I began to look into this further and did some research and what I’ve found is that the jury is out on the effectiveness of these treatments. I checked various forums and online groups and what I found is that some practitioners swear by these methods and have no doubt in their effectiveness and others say that they tested extensively on themselves and others and they concluded it made no difference. As the effect of Kambo is very subjective there is no way to come to a scientifically drawn conclusion as there would be no substantial evidence to prove it one way or the other.
One practitioner who was also an experienced practitioner of Chinese medicine and acupuncture said that even if Kambo was effective in this way, which he believed it was not, if you just took Kambo in the traditional way on the arm or leg and then had acupuncture needles applied to the meridian lines you would achieve the same thing; therefore placing the Kambo on the meridian lines was not necessary. I also found one experienced Chinese medicine practitioner who thought that burning the skin on these meridian lines could actually damage them permanently. Again, this is all personal opinions and in no way scientific evidence.
Something I considered about using Kambo on the meridian lines was that acupuncture needles are so incredibly fine and the burning sticks used to make the burns are not.
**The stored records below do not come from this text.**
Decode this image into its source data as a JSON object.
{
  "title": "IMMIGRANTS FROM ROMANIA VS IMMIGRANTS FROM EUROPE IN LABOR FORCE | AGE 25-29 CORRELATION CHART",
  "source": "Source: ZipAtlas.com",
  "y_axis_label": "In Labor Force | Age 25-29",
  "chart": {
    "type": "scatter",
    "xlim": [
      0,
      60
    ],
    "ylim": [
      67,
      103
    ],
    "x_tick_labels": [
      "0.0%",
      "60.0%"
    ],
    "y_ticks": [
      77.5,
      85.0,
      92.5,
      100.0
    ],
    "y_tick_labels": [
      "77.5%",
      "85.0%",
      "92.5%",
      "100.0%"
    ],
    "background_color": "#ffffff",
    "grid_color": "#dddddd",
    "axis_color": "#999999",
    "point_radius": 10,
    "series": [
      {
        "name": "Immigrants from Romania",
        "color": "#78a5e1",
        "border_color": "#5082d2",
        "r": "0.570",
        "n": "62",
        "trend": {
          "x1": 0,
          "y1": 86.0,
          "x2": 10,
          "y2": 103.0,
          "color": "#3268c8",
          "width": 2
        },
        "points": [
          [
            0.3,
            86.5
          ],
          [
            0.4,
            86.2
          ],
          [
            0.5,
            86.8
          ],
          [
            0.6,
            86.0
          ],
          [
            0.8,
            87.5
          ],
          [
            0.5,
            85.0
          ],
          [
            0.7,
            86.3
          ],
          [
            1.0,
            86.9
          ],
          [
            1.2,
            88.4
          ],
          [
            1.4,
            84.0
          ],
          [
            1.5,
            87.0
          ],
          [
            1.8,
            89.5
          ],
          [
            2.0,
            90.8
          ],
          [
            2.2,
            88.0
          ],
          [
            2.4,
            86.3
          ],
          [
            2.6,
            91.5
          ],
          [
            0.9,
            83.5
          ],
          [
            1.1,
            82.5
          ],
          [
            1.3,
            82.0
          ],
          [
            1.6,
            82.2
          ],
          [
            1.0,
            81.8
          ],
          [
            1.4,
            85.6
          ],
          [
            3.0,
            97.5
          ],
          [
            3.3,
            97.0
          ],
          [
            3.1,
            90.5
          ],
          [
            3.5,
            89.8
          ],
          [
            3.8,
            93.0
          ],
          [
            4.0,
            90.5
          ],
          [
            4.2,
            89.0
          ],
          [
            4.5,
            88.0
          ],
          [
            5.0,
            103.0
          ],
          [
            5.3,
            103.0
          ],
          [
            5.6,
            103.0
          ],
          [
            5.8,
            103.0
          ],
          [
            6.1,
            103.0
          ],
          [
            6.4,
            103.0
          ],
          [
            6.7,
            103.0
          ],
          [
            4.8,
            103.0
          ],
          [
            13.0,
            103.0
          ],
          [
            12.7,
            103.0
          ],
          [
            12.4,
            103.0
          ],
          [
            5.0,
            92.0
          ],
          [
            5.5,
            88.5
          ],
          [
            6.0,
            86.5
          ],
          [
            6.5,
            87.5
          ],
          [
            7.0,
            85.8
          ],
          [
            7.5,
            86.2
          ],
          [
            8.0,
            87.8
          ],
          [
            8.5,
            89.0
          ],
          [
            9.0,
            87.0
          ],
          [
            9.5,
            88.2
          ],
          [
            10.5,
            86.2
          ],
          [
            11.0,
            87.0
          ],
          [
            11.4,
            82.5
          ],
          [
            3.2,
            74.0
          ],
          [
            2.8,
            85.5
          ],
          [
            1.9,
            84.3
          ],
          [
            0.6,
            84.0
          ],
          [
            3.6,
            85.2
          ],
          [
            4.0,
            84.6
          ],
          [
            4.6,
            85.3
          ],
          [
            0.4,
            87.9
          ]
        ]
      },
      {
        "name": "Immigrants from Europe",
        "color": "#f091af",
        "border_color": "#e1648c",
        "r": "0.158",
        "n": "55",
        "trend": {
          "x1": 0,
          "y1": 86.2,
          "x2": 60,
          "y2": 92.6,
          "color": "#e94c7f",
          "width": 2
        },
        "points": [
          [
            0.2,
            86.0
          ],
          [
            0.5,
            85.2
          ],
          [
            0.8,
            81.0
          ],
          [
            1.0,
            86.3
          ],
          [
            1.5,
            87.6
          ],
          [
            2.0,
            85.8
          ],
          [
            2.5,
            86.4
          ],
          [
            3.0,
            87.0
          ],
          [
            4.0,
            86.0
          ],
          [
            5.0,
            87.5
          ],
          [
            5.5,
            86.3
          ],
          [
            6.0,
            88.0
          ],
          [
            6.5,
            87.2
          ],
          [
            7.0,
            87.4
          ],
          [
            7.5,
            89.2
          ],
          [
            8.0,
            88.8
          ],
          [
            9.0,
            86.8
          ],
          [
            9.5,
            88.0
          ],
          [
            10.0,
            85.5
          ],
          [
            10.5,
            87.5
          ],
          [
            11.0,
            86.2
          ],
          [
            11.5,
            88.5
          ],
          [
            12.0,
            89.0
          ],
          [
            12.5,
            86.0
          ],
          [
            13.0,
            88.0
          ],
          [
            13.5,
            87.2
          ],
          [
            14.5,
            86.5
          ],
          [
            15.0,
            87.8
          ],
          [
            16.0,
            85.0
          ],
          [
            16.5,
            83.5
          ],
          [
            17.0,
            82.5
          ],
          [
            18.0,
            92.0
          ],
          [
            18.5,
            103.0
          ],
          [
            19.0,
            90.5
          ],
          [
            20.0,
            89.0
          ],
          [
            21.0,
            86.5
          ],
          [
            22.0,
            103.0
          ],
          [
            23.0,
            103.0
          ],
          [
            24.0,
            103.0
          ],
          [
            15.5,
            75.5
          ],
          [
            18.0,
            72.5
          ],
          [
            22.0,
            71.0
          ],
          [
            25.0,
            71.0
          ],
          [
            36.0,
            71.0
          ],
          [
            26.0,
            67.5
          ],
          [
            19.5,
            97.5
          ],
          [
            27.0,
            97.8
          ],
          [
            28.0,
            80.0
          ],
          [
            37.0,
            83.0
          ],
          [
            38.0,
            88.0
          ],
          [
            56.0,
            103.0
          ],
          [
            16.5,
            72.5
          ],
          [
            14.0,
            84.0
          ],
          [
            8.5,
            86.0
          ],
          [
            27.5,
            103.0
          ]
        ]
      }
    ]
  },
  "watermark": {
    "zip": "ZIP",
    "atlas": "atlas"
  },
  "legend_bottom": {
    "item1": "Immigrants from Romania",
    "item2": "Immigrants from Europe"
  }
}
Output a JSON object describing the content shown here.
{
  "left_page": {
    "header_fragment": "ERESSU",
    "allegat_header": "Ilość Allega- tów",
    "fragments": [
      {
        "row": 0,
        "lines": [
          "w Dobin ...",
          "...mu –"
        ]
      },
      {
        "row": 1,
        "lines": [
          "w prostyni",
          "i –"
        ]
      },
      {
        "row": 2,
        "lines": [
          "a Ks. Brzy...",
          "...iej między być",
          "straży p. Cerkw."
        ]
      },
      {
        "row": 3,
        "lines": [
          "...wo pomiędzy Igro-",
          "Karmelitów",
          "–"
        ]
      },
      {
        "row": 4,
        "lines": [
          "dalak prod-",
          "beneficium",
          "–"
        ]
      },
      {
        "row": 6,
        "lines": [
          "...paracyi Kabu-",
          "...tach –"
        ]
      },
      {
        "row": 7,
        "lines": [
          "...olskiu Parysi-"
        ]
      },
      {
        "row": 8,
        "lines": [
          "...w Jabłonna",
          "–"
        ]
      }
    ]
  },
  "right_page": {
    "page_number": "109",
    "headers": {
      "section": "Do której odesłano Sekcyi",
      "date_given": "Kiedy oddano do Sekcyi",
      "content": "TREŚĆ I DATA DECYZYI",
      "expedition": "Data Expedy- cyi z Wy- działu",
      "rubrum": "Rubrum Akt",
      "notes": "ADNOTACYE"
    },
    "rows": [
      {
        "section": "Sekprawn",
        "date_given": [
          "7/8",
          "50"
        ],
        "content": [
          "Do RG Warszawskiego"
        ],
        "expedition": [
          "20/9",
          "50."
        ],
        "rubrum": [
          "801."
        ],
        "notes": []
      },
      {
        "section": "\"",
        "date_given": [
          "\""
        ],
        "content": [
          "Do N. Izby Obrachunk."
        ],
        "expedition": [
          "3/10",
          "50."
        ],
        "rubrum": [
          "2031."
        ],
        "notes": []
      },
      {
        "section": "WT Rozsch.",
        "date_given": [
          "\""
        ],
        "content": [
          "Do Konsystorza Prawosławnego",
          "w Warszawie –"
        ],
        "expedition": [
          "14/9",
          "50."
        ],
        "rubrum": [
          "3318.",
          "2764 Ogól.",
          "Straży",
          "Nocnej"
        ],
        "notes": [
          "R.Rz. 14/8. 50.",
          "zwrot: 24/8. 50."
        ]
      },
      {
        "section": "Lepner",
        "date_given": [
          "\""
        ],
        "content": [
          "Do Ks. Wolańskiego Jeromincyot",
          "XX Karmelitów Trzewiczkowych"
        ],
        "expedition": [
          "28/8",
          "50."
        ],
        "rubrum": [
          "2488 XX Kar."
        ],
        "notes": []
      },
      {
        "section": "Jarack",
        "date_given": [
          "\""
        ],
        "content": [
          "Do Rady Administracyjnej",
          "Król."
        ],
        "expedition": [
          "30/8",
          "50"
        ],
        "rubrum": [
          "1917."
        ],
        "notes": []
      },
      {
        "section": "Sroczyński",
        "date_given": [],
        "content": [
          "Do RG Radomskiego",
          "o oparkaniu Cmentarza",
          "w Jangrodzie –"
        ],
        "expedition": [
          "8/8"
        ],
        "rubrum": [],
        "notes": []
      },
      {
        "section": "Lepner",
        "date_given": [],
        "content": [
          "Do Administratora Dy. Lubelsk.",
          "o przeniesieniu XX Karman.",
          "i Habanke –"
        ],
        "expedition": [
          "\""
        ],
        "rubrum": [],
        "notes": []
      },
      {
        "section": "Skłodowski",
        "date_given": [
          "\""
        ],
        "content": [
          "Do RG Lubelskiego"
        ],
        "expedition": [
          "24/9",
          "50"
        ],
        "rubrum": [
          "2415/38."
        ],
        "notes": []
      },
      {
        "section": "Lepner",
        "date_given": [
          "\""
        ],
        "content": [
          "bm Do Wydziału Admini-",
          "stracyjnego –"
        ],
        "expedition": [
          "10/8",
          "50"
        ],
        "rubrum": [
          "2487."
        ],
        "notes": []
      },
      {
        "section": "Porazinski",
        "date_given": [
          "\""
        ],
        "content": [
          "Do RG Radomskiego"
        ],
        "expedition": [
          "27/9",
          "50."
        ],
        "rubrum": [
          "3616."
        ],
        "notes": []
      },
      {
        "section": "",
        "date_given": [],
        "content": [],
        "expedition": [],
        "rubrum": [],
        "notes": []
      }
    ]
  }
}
How can one accurately make the placement of these points and be sure that they are directly on the meridian line?
Another thing that came to mind was how complex and detailed the meridian system is. Have you ever seen a poster or a model showing the meridian lines on a human body? It’s incredibly complex. Someone who has not had extensive training in chinese medicine would not be able to accurately place these points in my opinion.
With regards to the chakra points, it’s actually only possible to place Kambo on 4 out of the 7 of them. The root chakra is actually the perineum (the area between the sex organs and the anus) so this is not a viable place to receive Kambo and the third eye and crown are brow and the top of the head respectively; also not viable places to receive Kambo. In regards to results, I have seen some quite powerful emotional responses when Kambo is placed on the heart chakra but aside from that, I can’t say that I’ve seen or heard anything that would suggest that placing Kambo on the chakra points makes a difference.
There is another aspect to consider - placebo and intention. When working with medicines, intention is so important, it really can make all the difference. Even if these methods do not enhance the effectiveness of the Kambo, if by placing the points in these ways focusses the receiver’s intention and in a sense creates a placebo effect then that could be a good enough reason to use them.
So in conclusion, the jury is out on the effectiveness of these treatments. All the evidence is anecdotal and I have yet to see anything that would make me believe, beyond doubt, that they work. My advice would be to try them yourself and make up your own mind.